Attention weights implementation in the official tutorial is inconsistent with the listed publications

(William Aptom) #1

This image is from the tutorial at

When deriving the attention weights, the input of “attn” is the concatenation of previous decoder hidden state and current decoder input, output is the attention weights who will be applied to the encoder outputs. The shape of this output is (batch_size, FIXED_length_of_encoder_input, 1)

BUT according to “Neural Machine Translation by Jointly Learning to Align and Translate”, when deriving attention weights we should use the concatenation of previous decoder hidden state and each of the encoder outputs to get the corresponding energy e_ij. Output size is (batch_size, ACTUAL_length_of_encoder_input, 1)

Could anyone justify this offical tutorial implementation? (I mean using the decoder input in deriving attention weights) A reference paper also helps.

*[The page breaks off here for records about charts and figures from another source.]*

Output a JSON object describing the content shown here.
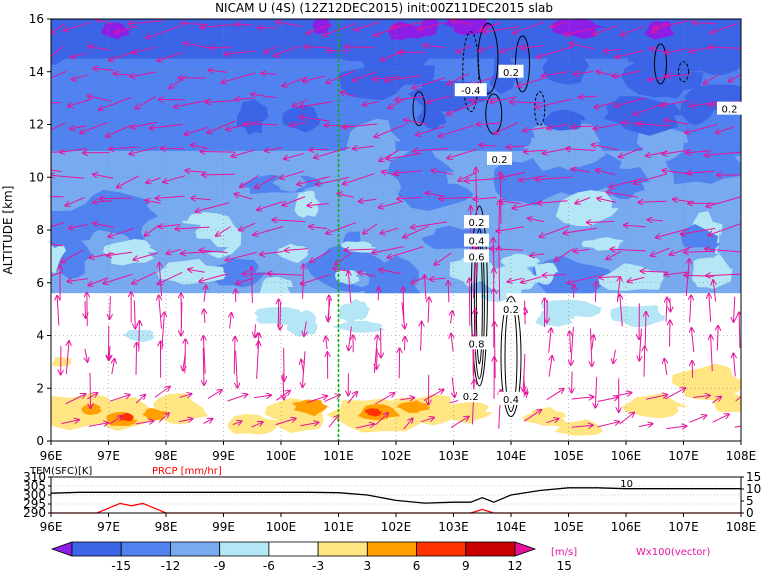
{
  "chart_data": [
    {
      "type": "heatmap",
      "title": "NICAM U (4S) (12Z12DEC2015) init:00Z11DEC2015 slab",
      "ylabel": "ALTITUDE [km]",
      "xlim": [
        96,
        108
      ],
      "ylim": [
        0,
        16
      ],
      "x_ticks": [
        "96E",
        "97E",
        "98E",
        "99E",
        "100E",
        "101E",
        "102E",
        "103E",
        "104E",
        "105E",
        "106E",
        "107E",
        "108E"
      ],
      "y_ticks": [
        "0",
        "2",
        "4",
        "6",
        "8",
        "10",
        "12",
        "14",
        "16"
      ],
      "grid": true,
      "marker_line_lon": 101.0,
      "contour_labels": [
        {
          "text": "0.2",
          "lon": 104.0,
          "alt": 14.0
        },
        {
          "text": "-0.4",
          "lon": 103.3,
          "alt": 13.3
        },
        {
          "text": "0.2",
          "lon": 107.8,
          "alt": 12.6
        },
        {
          "text": "0.2",
          "lon": 103.8,
          "alt": 10.7
        },
        {
          "text": "0.2",
          "lon": 103.4,
          "alt": 8.3
        },
        {
          "text": "0.4",
          "lon": 103.4,
          "alt": 7.6
        },
        {
          "text": "0.6",
          "lon": 103.4,
          "alt": 7.0
        },
        {
          "text": "0.2",
          "lon": 104.0,
          "alt": 5.0
        },
        {
          "text": "0.8",
          "lon": 103.4,
          "alt": 3.7
        },
        {
          "text": "0.2",
          "lon": 103.3,
          "alt": 1.7
        },
        {
          "text": "0.4",
          "lon": 104.0,
          "alt": 1.6
        }
      ]
    },
    {
      "type": "line",
      "labels": {
        "left": "TEM(SFC)[K]",
        "right": "PRCP [mm/hr]"
      },
      "xlim": [
        96,
        108
      ],
      "x_ticks": [
        "96E",
        "97E",
        "98E",
        "99E",
        "100E",
        "101E",
        "102E",
        "103E",
        "104E",
        "105E",
        "106E",
        "107E",
        "108E"
      ],
      "left_ticks": [
        "290",
        "295",
        "300",
        "305",
        "310"
      ],
      "left_ylim": [
        290,
        310
      ],
      "right_ticks": [
        "0",
        "5",
        "10",
        "15"
      ],
      "right_ylim": [
        0,
        15
      ],
      "inline_label": "10",
      "series": [
        {
          "color": "#000000",
          "x": [
            96,
            96.5,
            97,
            97.5,
            98,
            98.5,
            99,
            99.5,
            100,
            100.5,
            101,
            101.5,
            102,
            102.5,
            103,
            103.3,
            103.5,
            103.7,
            104,
            104.5,
            105,
            105.5,
            106,
            106.5,
            107,
            107.5,
            108
          ],
          "values": [
            301,
            301.5,
            301.5,
            301.5,
            301.5,
            301.5,
            301.5,
            301.5,
            301.5,
            301.5,
            301.3,
            300,
            297,
            295.5,
            296,
            296,
            298.5,
            296,
            300,
            302.5,
            304,
            304,
            303.5,
            303.5,
            303.5,
            303.5,
            303.5
          ]
        },
        {
          "color": "#ff0000",
          "x": [
            96,
            96.8,
            97.0,
            97.2,
            97.4,
            97.6,
            97.8,
            98.0,
            98.2,
            101,
            103.3,
            103.5,
            103.7,
            108
          ],
          "values": [
            0,
            0,
            2,
            4,
            3,
            4,
            2,
            0,
            0,
            0,
            0,
            1.5,
            0,
            0
          ]
        }
      ]
    }
  ],
  "colorbar": {
    "ticks": [
      "-15",
      "-12",
      "-9",
      "-6",
      "-3",
      "3",
      "6",
      "9",
      "12",
      "15"
    ],
    "unit": "[m/s]",
    "colors": [
      "#8c1ee6",
      "#3c64e6",
      "#5082f0",
      "#78aaf0",
      "#b4e6f5",
      "#ffffff",
      "#ffe682",
      "#ffa000",
      "#ff3200",
      "#c80000",
      "#e6149b"
    ]
  },
  "vector_label": "Wx100(vector)",
  "colors": {
    "vector": "#e6149b",
    "marker_line": "#00b400",
    "prcp": "#ff0000"
  }
}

There is another question:
In every forward function of the tutorial, it reshapes the embedding:
embedded = self.embedding(input).view(1, 1, -1)
Why is that?

(Thomas V) #2

Where do you get the fixed length from?

On first sight, it looks like the training is done with a minibatch size of 1 and so the input_length in the train function’s for loop for ei in range(input_length): is just the length of the training input.

Best regards


(William Aptom) #3

Thanks for your reply!

In class AttnDecoderRNN, you can find:
def init(self, hidden_size, output_size, dropout_p=0.1, max_length=MAX_LENGTH):
self.max_length = max_length
self.attn = nn.Linear(self.hidden_size * 2, self.max_length)
So the sequence length of attention weights is determined by the neural network architecture.
The time complexity of the attention weights computations in the tutorial is:
length_of_target_sequence * 1


We should compare each of the previous decoder hidden states at every time stamp to each of the encoder outputs at every time stamp. The time complexity is:
length_of_target_sequence * length_of_input_sequence

Please notice the time complexity is reduced from n square to n. Could anyone give me the reference paper of this implementation in the tutorial. Using the decoder input and previous decoder hidden state to predict the attention weights does not make too much sense to me.

(Thomas V) #4

I think that that is just a simplification in the implementation. The blue box note below the AttnDecoderRNN alludes to the fact that this approach is more limited than others.
What happens with the overly long attention weights is that they will get multiplied by the 0s in decoder_outputs.
Having the previous state and decoder input to predict weights seems not too uncommon to me - it sounds vaguely similar to what I have seen elsewhere. (I like to advocate Graves’ Handwriting RNN for a gentle first contact with attention.)
I don’t think the computational complexity is the main limitation here.

Best regards